I like to say “neighbor.”
In all seriousness, I genuinely like the way this takes a word that—in its original, racist/pejorative sense—intentionally divides/isolates (via its connotations of inferiority), and, through a convenient phonetic overlap, transforms both the word and its meaning into a concept overtly based in community/inclusivity (via its connotations of equality). Whether referring to a ghetto ‘hood, a rural town just down the road or a suburban development in between, neighbor is a word that’s implicitly inclusive, as opposed to being explicitly exclusive. What’s not to like?
(Note: This applies to the o.g. n-word [assigned] and its modern-era affiliate that ends in “a” [appropriated]. Why not make a distinction between these two? Well, primarily because it’s not my role or my right. If other white folks feel cool saying “nigga,” that’s on them; just don’t do it around me, please.)
Now, to be clear: I don’t throw “neighbor” around all the time. It’s only when I’m, say, in the car, rapping along with Ghostface or Trina or Slim Thug or Eightball or whoever, or when I’m quoting someone who’s used the n-word in a more “authentic” sense (by which, sure, I do mean, “urban”).
So, Ice Cube is the wrong neighbor to fuck with. But he’s also the neighbor you love to hate. (Get your head around that.) And of course, there’s NWA—Neighbors With Attitude. Don’t want to live next door to those guys, am I right?
Of course, as my friend Ritch observed, this does give Mr.
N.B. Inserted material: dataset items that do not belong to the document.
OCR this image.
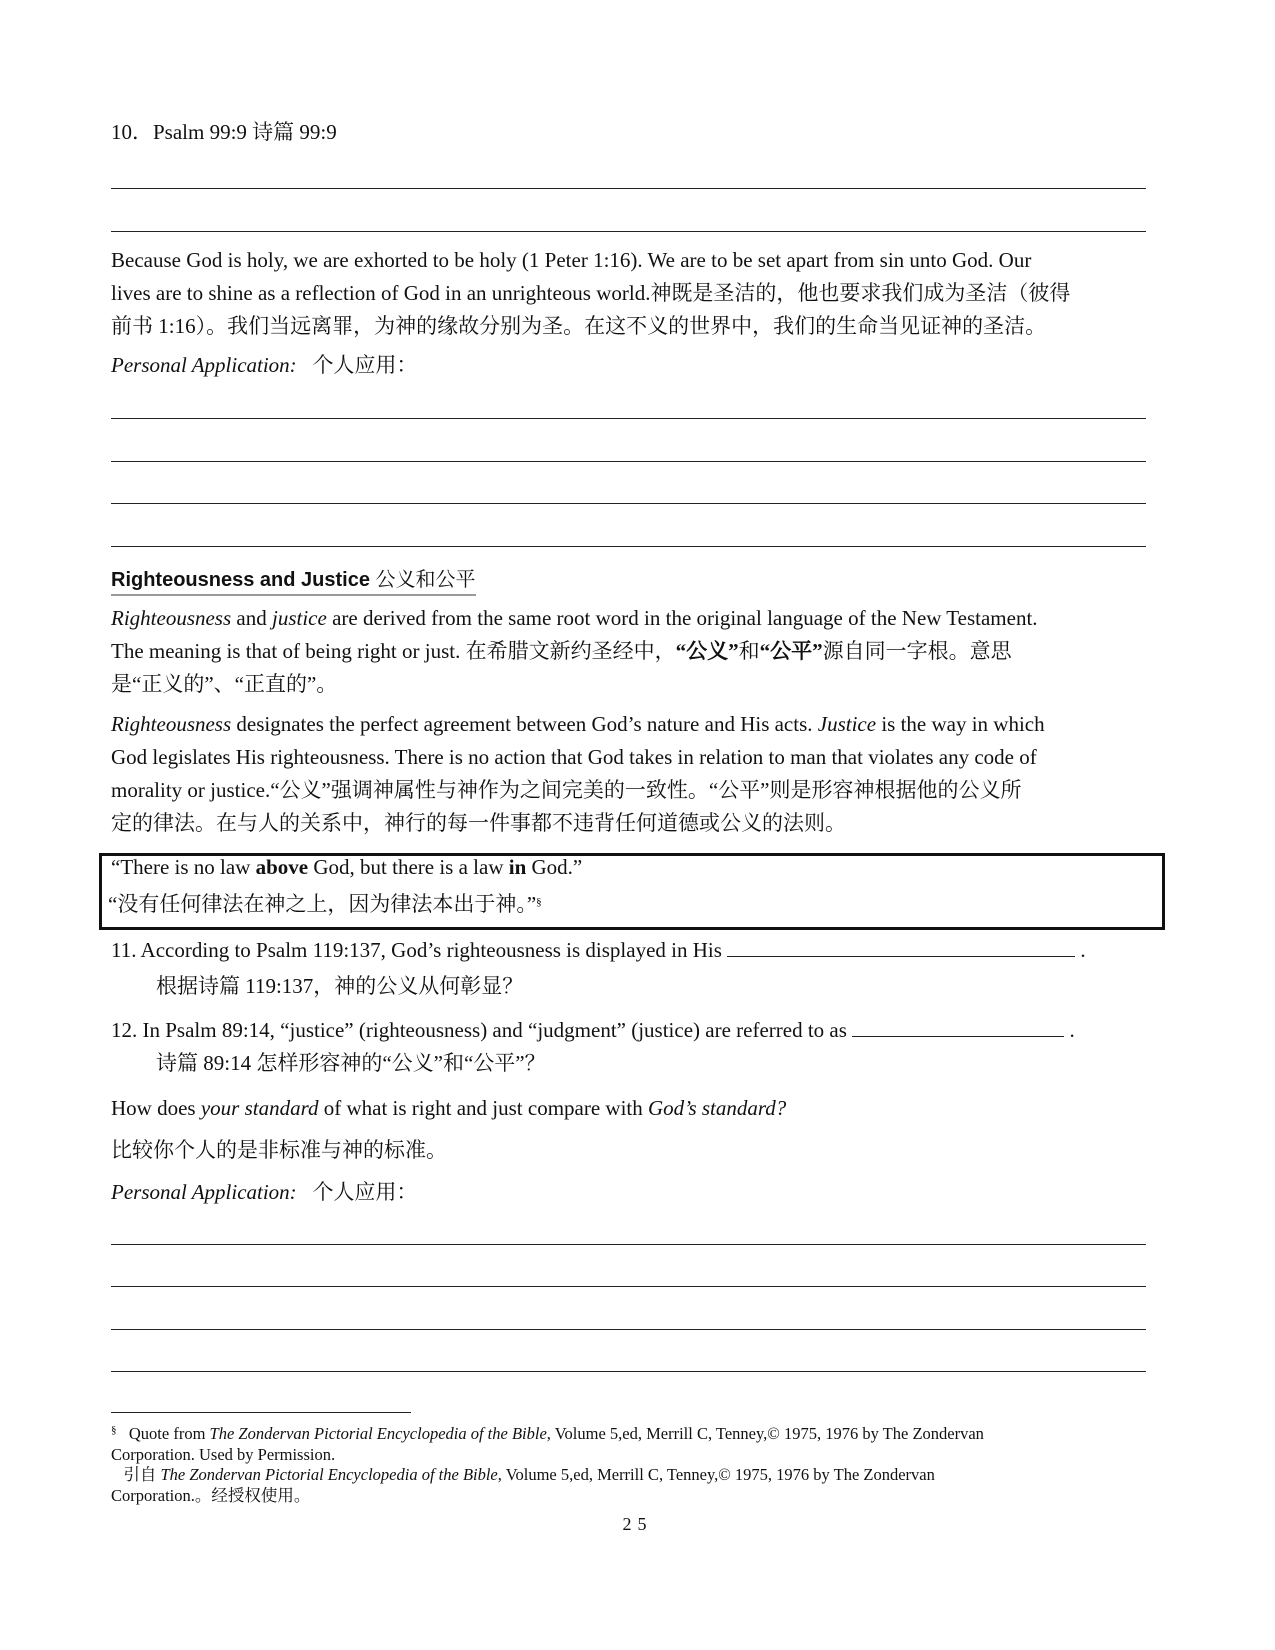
10．Psalm 99:9 诗篇 99:9
Because God is holy, we are exhorted to be holy (1 Peter 1:16). We are to be set apart from sin unto God. Our
lives are to shine as a reflection of God in an unrighteous world.神既是圣洁的，他也要求我们成为圣洁（彼得
前书 1:16）。我们当远离罪，为神的缘故分别为圣。在这不义的世界中，我们的生命当见证神的圣洁。
Personal Application: 个人应用：
Righteousness and Justice 公义和公平
Righteousness and justice are derived from the same root word in the original language of the New Testament.
The meaning is that of being right or just. 在希腊文新约圣经中，“公义”和“公平”源自同一字根。意思
是“正义的”、“正直的”。
Righteousness designates the perfect agreement between God’s nature and His acts. Justice is the way in which
God legislates His righteousness. There is no action that God takes in relation to man that violates any code of
morality or justice.“公义”强调神属性与神作为之间完美的一致性。“公平”则是形容神根据他的公义所
定的律法。在与人的关系中，神行的每一件事都不违背任何道德或公义的法则。
“There is no law above God, but there is a law in God.”
“没有任何律法在神之上，因为律法本出于神。”§
11. According to Psalm 119:137, God’s righteousness is displayed in His	.
根据诗篇 119:137，神的公义从何彰显？
12. In Psalm 89:14, “justice” (righteousness) and “judgment” (justice) are referred to as	.
诗篇 89:14 怎样形容神的“公义”和“公平”？
How does your standard of what is right and just compare with God’s standard?
比较你个人的是非标准与神的标准。
Personal Application: 个人应用：
§ Quote from The Zondervan Pictorial Encyclopedia of the Bible, Volume 5,ed, Merrill C, Tenney,© 1975, 1976 by The Zondervan
Corporation. Used by Permission.
引自 The Zondervan Pictorial Encyclopedia of the Bible, Volume 5,ed, Merrill C, Tenney,© 1975, 1976 by The Zondervan
Corporation.。经授权使用。
25
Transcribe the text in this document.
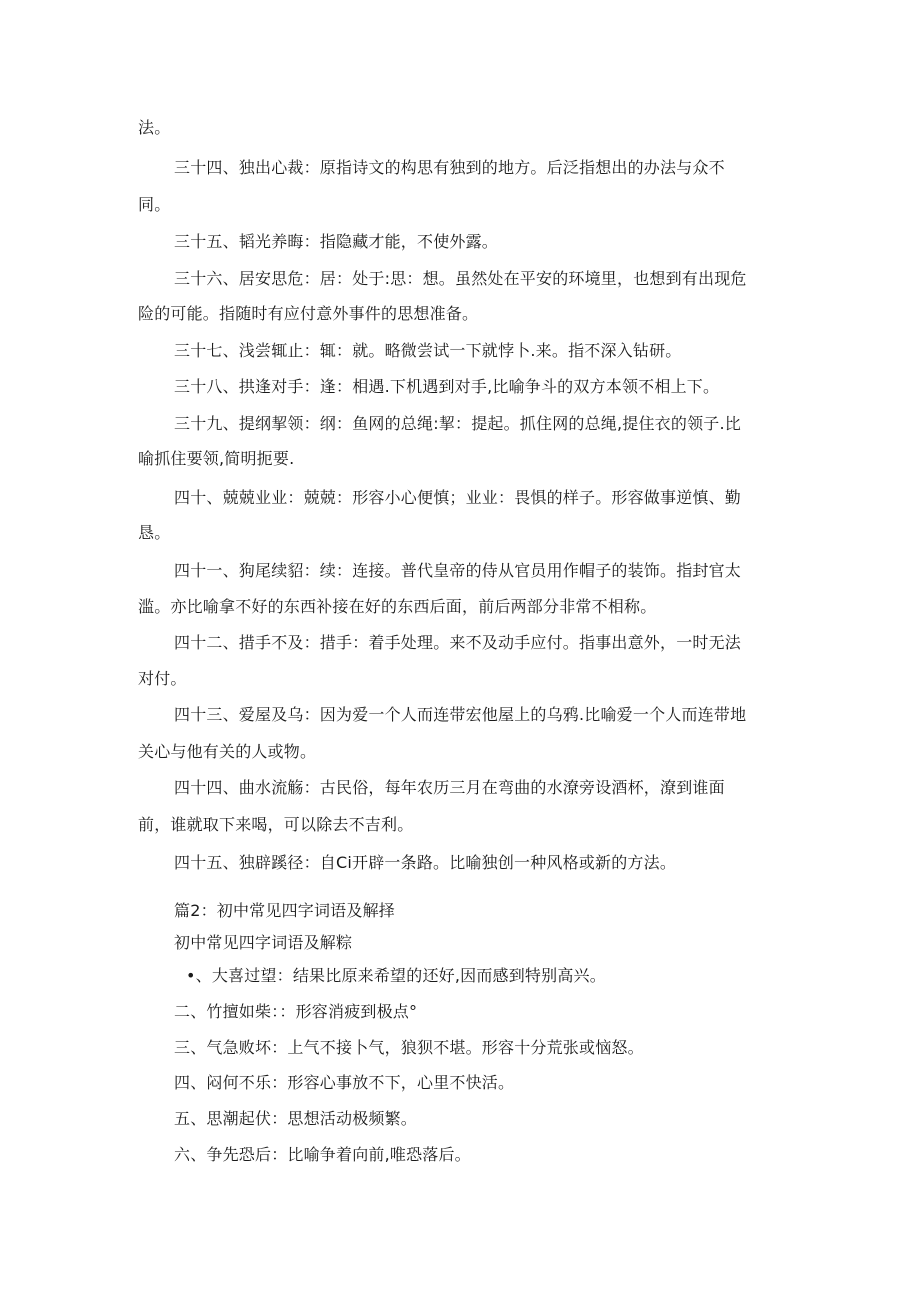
法。
三十四、独出心裁：原指诗文的构思有独到的地方。后泛指想出的办法与众不
同。
三十五、韬光养晦：指隐藏才能，不使外露。
三十六、居安思危：居：处于:思：想。虽然处在平安的环境里，也想到有出现危
险的可能。指随时有应付意外事件的思想准备。
三十七、浅尝辄止：辄：就。略微尝试一下就悖卜.来。指不深入钻研。
三十八、拱逢对手：逢：相遇.下机遇到对手,比喻争斗的双方本领不相上下。
三十九、提纲挈领：纲：鱼网的总绳:挈：提起。抓住网的总绳,提住衣的领子.比
喻抓住要领,简明扼要.
四十、兢兢业业：兢兢：形容小心便慎；业业：畏惧的样子。形容做事逆慎、勤
恳。
四十一、狗尾续貂：续：连接。普代皇帝的侍从官员用作帽子的装饰。指封官太
滥。亦比喻拿不好的东西补接在好的东西后面，前后两部分非常不相称。
四十二、措手不及：措手：着手处理。来不及动手应付。指事出意外，一时无法
对付。
四十三、爱屋及乌：因为爱一个人而连带宏他屋上的乌鸦.比喻爱一个人而连带地
关心与他有关的人或物。
四十四、曲水流觞：古民俗，每年农历三月在弯曲的水潦旁设酒杯，潦到谁面
前，谁就取下来喝，可以除去不吉利。
四十五、独辟蹊径：自Ci开辟一条路。比喻独创一种风格或新的方法。
篇2：初中常见四字词语及解择
初中常见四字词语及解粽
•、大喜过望：结果比原来希望的还好,因而感到特别高兴。
二、竹擅如柴：：形容消疲到极点°
三、气急败坏：上气不接卜气，狼狈不堪。形容十分荒张或恼怒。
四、闷何不乐：形容心事放不下，心里不快活。
五、思潮起伏：思想活动极频繁。
六、争先恐后：比喻争着向前,唯恐落后。
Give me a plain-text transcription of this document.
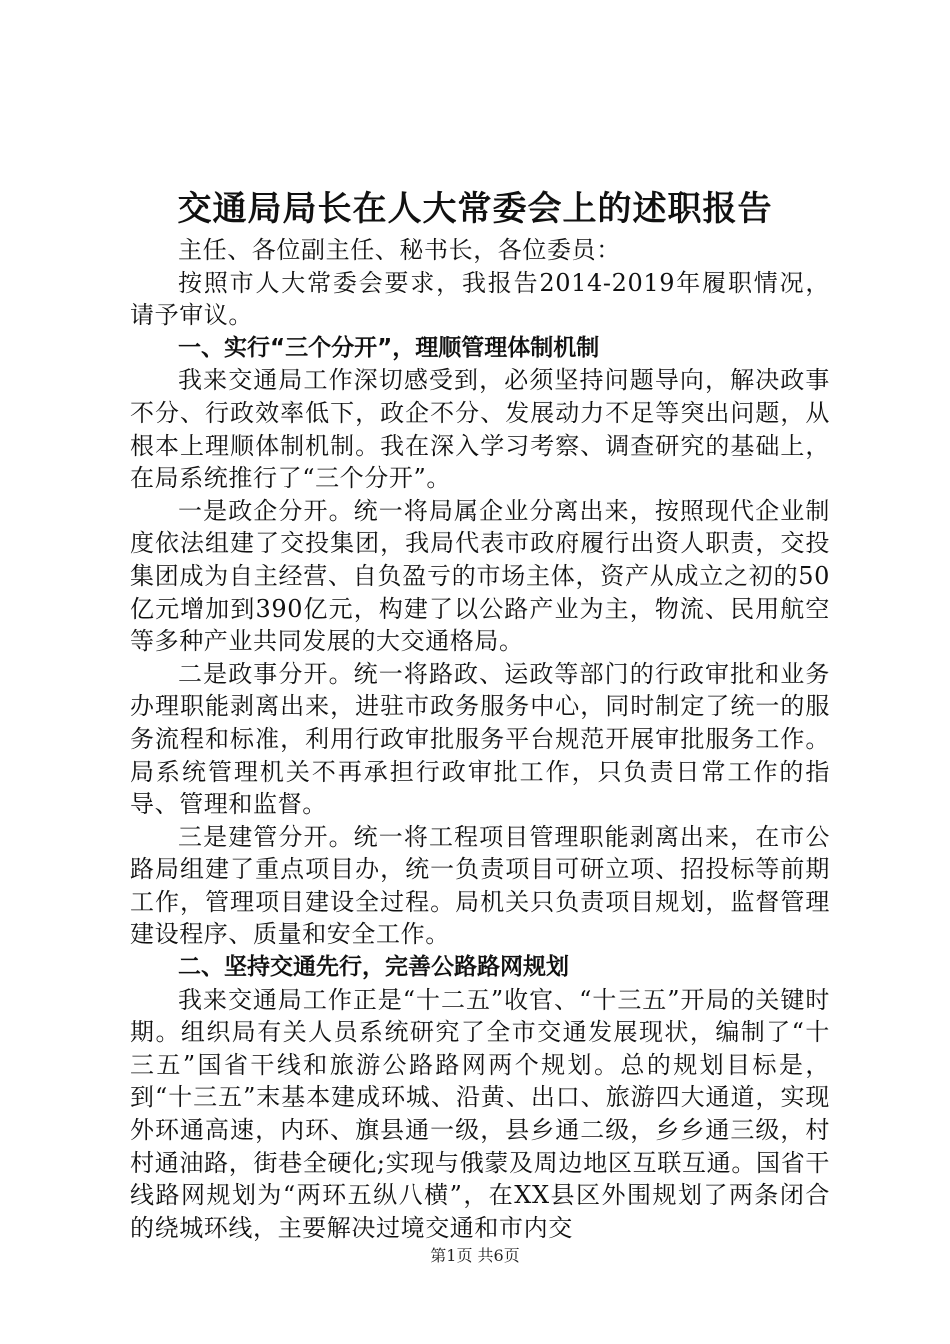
交通局局长在人大常委会上的述职报告

主任、各位副主任、秘书长，各位委员：

按照市人大常委会要求，我报告2014-2019年履职情况，请予审议。

一、实行“三个分开”，理顺管理体制机制

我来交通局工作深切感受到，必须坚持问题导向，解决政事不分、行政效率低下，政企不分、发展动力不足等突出问题，从根本上理顺体制机制。我在深入学习考察、调查研究的基础上，在局系统推行了“三个分开”。

一是政企分开。统一将局属企业分离出来，按照现代企业制度依法组建了交投集团，我局代表市政府履行出资人职责，交投集团成为自主经营、自负盈亏的市场主体，资产从成立之初的50亿元增加到390亿元，构建了以公路产业为主，物流、民用航空等多种产业共同发展的大交通格局。

二是政事分开。统一将路政、运政等部门的行政审批和业务办理职能剥离出来，进驻市政务服务中心，同时制定了统一的服务流程和标准，利用行政审批服务平台规范开展审批服务工作。局系统管理机关不再承担行政审批工作，只负责日常工作的指导、管理和监督。

三是建管分开。统一将工程项目管理职能剥离出来，在市公路局组建了重点项目办，统一负责项目可研立项、招投标等前期工作，管理项目建设全过程。局机关只负责项目规划，监督管理建设程序、质量和安全工作。

二、坚持交通先行，完善公路路网规划

我来交通局工作正是“十二五”收官、“十三五”开局的关键时期。组织局有关人员系统研究了全市交通发展现状，编制了“十三五”国省干线和旅游公路路网两个规划。总的规划目标是，到“十三五”末基本建成环城、沿黄、出口、旅游四大通道，实现外环通高速，内环、旗县通一级，县乡通二级，乡乡通三级，村村通油路，街巷全硬化;实现与俄蒙及周边地区互联互通。国省干线路网规划为“两环五纵八横”，在XX县区外围规划了两条闭合的绕城环线，主要解决过境交通和市内交

第1页 共6页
Rogers a whole new dimension.
Not that you asked, but yes, I have other examples.
Shame on a neighbor who try to run game on a neighbor.
What I did was wack, but you ain’t get a neighbor back like that.
One: Never let a neighbor know your business.
I grew up around some neighbors that’s not my homies.
And if you don’t know, now you know, neighbor.
And I hate my dead neighbors can’t be here.
Got my neighbors in Paris, and they goin’ gorillas.
Jigga! My neighbor!
Fuck the dress codes, it’s street clothes, we all street neighbors.
Sigma Alpha Epsilon (University of Oklahoma chapter)
There will never be a neighbor SAE.
Would you be mine? Could you be mine? Won’t you be my neighbor?